No Brasil e alhures, a preocupação com o outro começou a ser qualificado como uma mera estratégia de conquista e manutenção de poder político. Mais do que os resultados na disputa política o que acabamos verificando foi a intensificação do individualismo e a implementação de políticas que prejudicam profundamente a capacidade de sobrevivência com um mínimo de dignidade para gigantescos segmentos da população brasileira. Tem se intensificado um fenômeno que é facilmente observável em diferentes países ocidentais: o isolamento dos segmentos que desfrutam de privilégios econômicos e sociais em condomínios e pequenas ilhas de segurança e prosperidade.

Mas eis que surge um vírus que pode nos ajudar a compreender a vida em sociedade de uma forma mais aproximadamente humana. O poeta britânico John Donne escreveu, há cerca de cinco séculos, que “Nenhum homem é uma ilha isolada; cada homem é uma partícula do continente, uma parte da terra; se um torrão é arrastado para o mar, a Europa fica diminuída (...); a morte de qualquer homem diminui-me, porque sou parte do gênero humano. E por isso não perguntes por quem os sinos dobram; eles dobram por ti.” Esse poema foi lembrado por Hemingway em seu livro “Por quem os sinos tocam?” sobre a Guerra Civil Espanhola e merece ser lembrado agora também para enfatizarmos que não apenas o mundo hoje esta profundamente interligado, mas também os habitantes humanos. É uma perigosa ilusão achar que uma sociedade com desigualdades tão intensas como a nossa é capaz de garantir uma sobrevivência asséptica a qualquer de seus segmentos. Desta vez foi preciso um pequeno e desprezível vírus para dar esse sacode em nossa sociedade injusta e preconceituosa. A Europa e os Estados Unidos estão mostrando que o bem-estar seletivo não é suficiente para proteger os mais ricos e poderosos.
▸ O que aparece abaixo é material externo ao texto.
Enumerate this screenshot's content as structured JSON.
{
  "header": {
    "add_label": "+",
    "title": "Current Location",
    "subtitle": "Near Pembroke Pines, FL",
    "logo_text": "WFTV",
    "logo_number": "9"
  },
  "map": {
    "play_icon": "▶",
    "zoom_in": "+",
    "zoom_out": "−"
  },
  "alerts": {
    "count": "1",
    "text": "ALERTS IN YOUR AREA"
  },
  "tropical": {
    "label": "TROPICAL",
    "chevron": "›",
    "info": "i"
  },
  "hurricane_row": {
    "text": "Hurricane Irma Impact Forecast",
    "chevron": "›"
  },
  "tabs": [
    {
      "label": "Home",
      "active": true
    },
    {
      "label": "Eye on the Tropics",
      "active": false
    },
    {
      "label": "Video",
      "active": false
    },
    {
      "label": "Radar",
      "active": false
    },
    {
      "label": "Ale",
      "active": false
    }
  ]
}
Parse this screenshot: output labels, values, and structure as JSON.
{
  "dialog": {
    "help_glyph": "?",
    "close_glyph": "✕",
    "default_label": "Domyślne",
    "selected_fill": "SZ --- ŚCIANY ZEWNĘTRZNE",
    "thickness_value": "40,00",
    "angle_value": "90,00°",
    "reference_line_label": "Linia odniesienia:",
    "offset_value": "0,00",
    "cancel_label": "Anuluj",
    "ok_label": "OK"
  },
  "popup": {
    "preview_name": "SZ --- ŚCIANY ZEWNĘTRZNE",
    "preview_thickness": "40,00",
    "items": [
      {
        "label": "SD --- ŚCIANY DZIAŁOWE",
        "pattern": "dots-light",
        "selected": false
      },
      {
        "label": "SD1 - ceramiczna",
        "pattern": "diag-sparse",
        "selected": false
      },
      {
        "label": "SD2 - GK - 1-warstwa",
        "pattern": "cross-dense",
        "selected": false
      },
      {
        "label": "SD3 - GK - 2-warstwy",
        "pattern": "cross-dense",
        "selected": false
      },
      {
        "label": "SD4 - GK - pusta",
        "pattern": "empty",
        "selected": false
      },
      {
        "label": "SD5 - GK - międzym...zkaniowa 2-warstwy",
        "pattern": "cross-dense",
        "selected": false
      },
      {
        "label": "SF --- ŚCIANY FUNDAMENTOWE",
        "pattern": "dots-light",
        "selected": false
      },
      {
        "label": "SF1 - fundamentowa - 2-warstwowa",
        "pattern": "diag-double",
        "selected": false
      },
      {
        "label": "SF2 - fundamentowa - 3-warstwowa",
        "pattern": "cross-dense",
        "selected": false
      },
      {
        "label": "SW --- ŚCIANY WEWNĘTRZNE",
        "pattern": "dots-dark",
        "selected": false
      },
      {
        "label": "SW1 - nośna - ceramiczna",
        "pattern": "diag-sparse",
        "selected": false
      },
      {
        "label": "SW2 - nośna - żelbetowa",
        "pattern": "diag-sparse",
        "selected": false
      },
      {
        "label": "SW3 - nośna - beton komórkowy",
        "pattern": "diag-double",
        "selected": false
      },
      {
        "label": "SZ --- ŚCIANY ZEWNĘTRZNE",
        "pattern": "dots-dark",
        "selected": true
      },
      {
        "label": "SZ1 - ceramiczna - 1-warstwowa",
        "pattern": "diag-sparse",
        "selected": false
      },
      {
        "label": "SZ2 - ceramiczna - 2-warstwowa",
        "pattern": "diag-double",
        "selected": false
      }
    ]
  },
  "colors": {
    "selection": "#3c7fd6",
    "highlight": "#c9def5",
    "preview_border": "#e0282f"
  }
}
Hoje, no Brasil, nos EUA e mesmo na Itália vemos o preço que pagamos pelo descrédito pregado contra a ciência e o desmonte de suas estruturas sanitárias. De certo que os Estados Unidos nunca tiveram um sistema de saúde público de assistência, uma vez que o chamado “obamacare” foi desmontado sem ter tido tempo de ser implementado, mas o desmonte veio na forma de redução de recursos para o que havia no setor de saúde pública, como o CDC. O preço que pagam por este desinvestimento é semelhante ao que estamos pagando aqui. Não devemos nos comparar aos Estados Unidos para nos consolarmos de que estamos em uma situação tão ruim como eles, mas é preciso ter consciência que ambos os países foram pegos desprevenidos pela pandemia. E este despreparo não foi por acaso, mas uma consequência previsível do desinvestimento imposto ao setor público. E é pior: hoje assistimos autoridades econômicas de nosso país tentando se aproveitar da catástrofe que vai se desenhando para tentar implementar suas propostas de reformas como se estas fossem algum tipo de resposta possível para a crise sanitária. Não é. O abandono e a minimização das políticas de amparo social apenas agravam a situação.

Bioeticistas chineses (Ruipeng Lei e Renzong Qiu) escreveram para o Hasting Center um artigo onde apropriadamente citam uma frase atribuída a Hegel: “We learn from history that we do not learn from history”, mas isso não pode ser um destino. Precisamos apostar em um novo mundo, no renascimento da solidariedade acima da ânsia pelo acúmulo dos bens materiais. O povo brasileiro é solidário e estão demonstrando, com inúmeros exemplos, serem capazes de ser solidários no momento de crise também. 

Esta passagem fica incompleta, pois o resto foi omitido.